Solved: Keeping data that has changed more than a value an...

nebula · ‎04-15-2022

Hello
I have a dataset that I cannot fit in Excel and would like to filter the data according to the following logic:
The dataset has two columns: a datetime column and a value column.
The logic for which rows to be retained is as follows:

* 1st record is always kept
* For records other than the first one:
if
|value(i) - value (i-1)| >= 4 then keep this record
else
discard (remove) the record

This way, I target to retain only the records (datetime and value pairs) where the value has changed by a limit value of 4 or more with respect to the previous kept record.

I managed to perform the above logic in excel by constructing a new output column that creates values for each row using either new one or previous one with simple condition (if) function.
Then I filtered that new column and get rid of the repeating values (locally).

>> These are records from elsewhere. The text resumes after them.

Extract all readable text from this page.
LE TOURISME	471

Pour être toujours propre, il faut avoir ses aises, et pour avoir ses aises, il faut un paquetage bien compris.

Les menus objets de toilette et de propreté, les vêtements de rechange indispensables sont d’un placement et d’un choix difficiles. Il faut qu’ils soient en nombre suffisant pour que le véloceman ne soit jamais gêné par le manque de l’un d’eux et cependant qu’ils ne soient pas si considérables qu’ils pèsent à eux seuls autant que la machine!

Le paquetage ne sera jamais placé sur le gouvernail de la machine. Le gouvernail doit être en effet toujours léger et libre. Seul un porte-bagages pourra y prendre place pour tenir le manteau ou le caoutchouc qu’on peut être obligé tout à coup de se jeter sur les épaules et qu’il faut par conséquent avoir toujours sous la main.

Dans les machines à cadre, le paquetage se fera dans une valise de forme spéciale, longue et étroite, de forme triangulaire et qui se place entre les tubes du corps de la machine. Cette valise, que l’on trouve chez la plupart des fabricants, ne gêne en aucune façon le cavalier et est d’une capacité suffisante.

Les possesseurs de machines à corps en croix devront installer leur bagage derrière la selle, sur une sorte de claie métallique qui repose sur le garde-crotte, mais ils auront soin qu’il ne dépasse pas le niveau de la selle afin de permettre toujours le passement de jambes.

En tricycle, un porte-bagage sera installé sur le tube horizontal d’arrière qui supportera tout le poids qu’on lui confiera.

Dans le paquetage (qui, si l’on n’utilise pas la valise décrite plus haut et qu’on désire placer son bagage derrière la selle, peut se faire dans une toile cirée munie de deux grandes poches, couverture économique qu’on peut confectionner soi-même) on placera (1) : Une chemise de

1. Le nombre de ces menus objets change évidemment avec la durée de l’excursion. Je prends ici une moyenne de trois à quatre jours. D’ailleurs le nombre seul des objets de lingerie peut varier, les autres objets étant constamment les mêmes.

I tried to explain the details in the following picture, and the attached excel file.

I would like to perform this logic in power query so that I can get rid of the data that I do not need and have less rows that will fit in excel.

I would be very glad if someone can help me with this.

Best regards

Vijay_A_Verma · ‎04-15-2022

See the working here - Open a blank query - Home - Advanced Editor - Remove everything from there and paste the below code to test (later on when you use the query on your dataset, you will have to change the source appropriately)

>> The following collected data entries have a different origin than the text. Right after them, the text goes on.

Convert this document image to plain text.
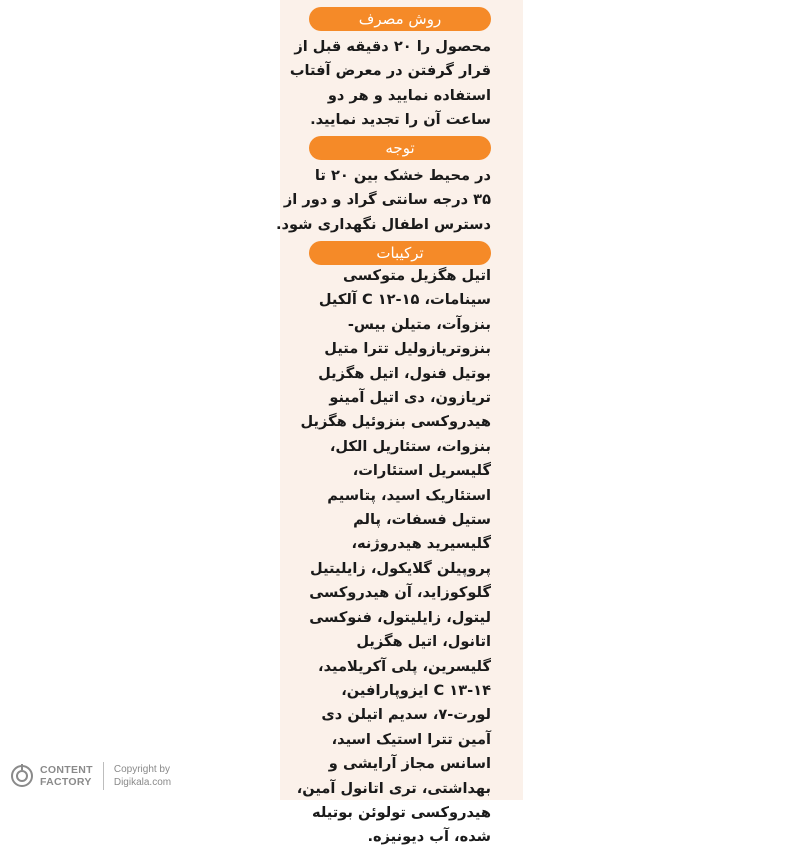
روش مصرف
محصول را ۲۰ دقیقه قبل از
قرار گرفتن در معرض آفتاب
استفاده نمایید و هر دو
ساعت آن را تجدید نمایید.
توجه
در محیط خشک بین ۲۰ تا
۳۵ درجه سانتی گراد و دور از
دسترس اطفال نگهداری شود.
ترکیبات
اتیل هگزیل متوکسی
سینامات، C ۱۲-۱۵ آلکیل
بنزوآت، متیلن بیس-
بنزوتریازولیل تترا متیل
بوتیل فنول، اتیل هگزیل
تریازون، دی اتیل آمینو
هیدروکسی بنزوئیل هگزیل
بنزوات، ستئاریل الکل،
گلیسریل استئارات،
استئاریک اسید، پتاسیم
ستیل فسفات، پالم
گلیسیرید هیدروژنه،
پروپیلن گلایکول، زایلیتیل
گلوکوزاید، آن هیدروکسی
لیتول، زایلیتول، فنوکسی
اتانول، اتیل هگزیل
گلیسرین، پلی آکریلامید،
C ۱۳-۱۴ ایزوپارافین،
لورت-۷، سدیم اتیلن دی
آمین تترا استیک اسید،
اسانس مجاز آرایشی و
بهداشتی، تری اتانول آمین،
هیدروکسی تولوئن بوتیله
شده، آب دیونیزه.
CONTENT
FACTORY
Copyright by
Digikala.com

My first column has date time in sequence, hence may not match yours but second column will match for you.

let
    Source = Table.FromRows(Json.Document(Binary.Decompress(Binary.FromText("fdJBDoQgEETRqxjWJtNVoIBXMd7/GlKztjph99Kh+eG+S+C3DoPcIq7/KXsByrN/ITKkMAzWhdNY0yANHsLD4ClsBnu2z1jYjc1l57chElOdYYz+PqgNzaJQHJrkUByaclAcVoM9mxwZzmQhRvIUIsPs91CFqkMVquadVKG2Jp8X", BinaryEncoding.Base64), Compression.Deflate)), let _t = ((type nullable text) meta [Serialized.Text = true]) in type table [datetime = _t, value = _t]),
    #"Changed Type" = Table.TransformColumnTypes(Source,{{"datetime", type datetime}, {"value", Int64.Type}}),
    #"Added Index" = Table.AddIndexColumn(#"Changed Type", "Index", 1, 1, Int64.Type),
    #"Added Custom" = Table.AddColumn(#"Added Index", "Custom", each List.Accumulate(List.FirstN(#"Changed Type"[value],[Index]),0,(s,c)=> if Number.Abs(c-s)<4 then s else c)),
    #"Added Custom1" = Table.AddColumn(#"Added Custom", "Custom.1", each try if #"Added Custom"[Custom]{[Index]-2}=[Custom] then 2 else 1 otherwise 1),
    #"Filtered Rows" = Table.SelectRows(#"Added Custom1", each ([Custom.1] = 1)),
    #"Removed Columns" = Table.RemoveColumns(#"Filtered Rows",{"Index", "Custom.1", "Custom"})
in
    #"Removed Columns"

View solution in original post

AlexisOlson · ‎04-19-2022

I suspect the step in @Vijay_A_Verma's solution that causes the slow down is #"Added Custom1".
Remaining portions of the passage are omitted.